Tuesday, October 20, 2009

RAVE - The Professor and The Madman, by Simon Winchester

The riveting tale of how the original Oxford English Dictionary was compiled. Believe me, it's a gripper! (–noun 1. a person or thing that grips. 2. grabbing you by the tender bits and keeping you focused).

When I was at school, I remember my English tutor banging on about how the only newspaper worth reading was the Manchester Guardian. Simon Winchester, a journalist for that paper, writes this account of the process behind the first edition of the world-famous OED.

James Murray - the "professor" in the book's title - and his team started by advertising for contributions to what would become the OED. He placed newspaper ads, and more inventively put slips of paper inside certain library books that he thought would be read by the educated contributors he was seeking.

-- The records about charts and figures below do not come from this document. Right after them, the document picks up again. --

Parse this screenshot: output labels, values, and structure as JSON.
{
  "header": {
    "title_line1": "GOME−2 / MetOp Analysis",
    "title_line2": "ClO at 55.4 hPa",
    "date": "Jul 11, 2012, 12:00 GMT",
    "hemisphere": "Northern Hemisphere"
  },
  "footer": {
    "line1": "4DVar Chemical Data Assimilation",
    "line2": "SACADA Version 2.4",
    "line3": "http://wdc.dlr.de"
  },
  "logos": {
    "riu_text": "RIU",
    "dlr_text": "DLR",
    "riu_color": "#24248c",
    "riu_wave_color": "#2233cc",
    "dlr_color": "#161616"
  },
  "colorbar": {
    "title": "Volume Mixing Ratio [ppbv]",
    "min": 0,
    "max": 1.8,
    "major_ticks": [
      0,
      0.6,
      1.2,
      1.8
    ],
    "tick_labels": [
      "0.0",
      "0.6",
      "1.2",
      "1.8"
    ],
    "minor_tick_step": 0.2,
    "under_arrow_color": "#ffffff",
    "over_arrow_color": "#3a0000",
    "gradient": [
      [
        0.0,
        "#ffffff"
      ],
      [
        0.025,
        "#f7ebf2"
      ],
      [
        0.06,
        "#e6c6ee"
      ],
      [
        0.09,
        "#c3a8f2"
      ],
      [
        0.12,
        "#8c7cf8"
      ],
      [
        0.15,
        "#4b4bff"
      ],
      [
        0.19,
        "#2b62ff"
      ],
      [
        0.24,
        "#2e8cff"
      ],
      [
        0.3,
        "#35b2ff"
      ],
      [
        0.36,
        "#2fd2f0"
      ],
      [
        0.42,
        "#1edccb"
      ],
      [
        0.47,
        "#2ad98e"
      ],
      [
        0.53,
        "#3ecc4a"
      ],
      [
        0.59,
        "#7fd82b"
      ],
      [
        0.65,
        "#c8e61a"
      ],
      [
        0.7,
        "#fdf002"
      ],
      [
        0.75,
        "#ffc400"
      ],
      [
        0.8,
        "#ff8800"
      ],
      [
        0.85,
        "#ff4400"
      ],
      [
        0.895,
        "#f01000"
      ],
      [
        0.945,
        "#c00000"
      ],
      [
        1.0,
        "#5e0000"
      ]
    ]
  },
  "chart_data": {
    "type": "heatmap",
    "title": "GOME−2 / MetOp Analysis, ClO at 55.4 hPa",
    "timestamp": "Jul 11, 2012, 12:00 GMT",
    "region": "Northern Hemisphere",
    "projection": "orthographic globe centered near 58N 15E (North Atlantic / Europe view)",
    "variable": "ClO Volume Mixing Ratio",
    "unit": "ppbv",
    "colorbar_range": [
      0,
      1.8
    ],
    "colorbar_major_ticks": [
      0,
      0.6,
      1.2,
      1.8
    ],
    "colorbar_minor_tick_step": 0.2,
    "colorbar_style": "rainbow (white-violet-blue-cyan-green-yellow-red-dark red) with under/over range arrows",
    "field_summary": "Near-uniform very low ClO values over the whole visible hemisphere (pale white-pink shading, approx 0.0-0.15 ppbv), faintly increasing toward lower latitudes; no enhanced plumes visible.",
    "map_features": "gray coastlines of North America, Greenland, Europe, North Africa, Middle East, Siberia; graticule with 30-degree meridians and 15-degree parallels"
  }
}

The ads asked for people to submit words with definitions supported by examples of those words in contemporary and classical writings.

Professor Murray noticed that a disproportionately high number of contributions came from a post box address in Reading. Intrigued as to the source of those contributions, he tracked the sender down to someone in Reading Jail. The Jail was the kind of place where the authorities placed all manner of people, some genuinely disturbed, and others (like Oscar Wilde) whom they found hard to categorize.

The Professor eventually identified his prodigious contributor as linguistics expert Dr. William Minor ("The Madman"), who was incarcerated for life for having committed murder in 1872, alledgely driven by the atrocities he'd witnessed in the American Civil War.

Who knew that the detailed account of how the first OED was compiled would be such a fantastic story.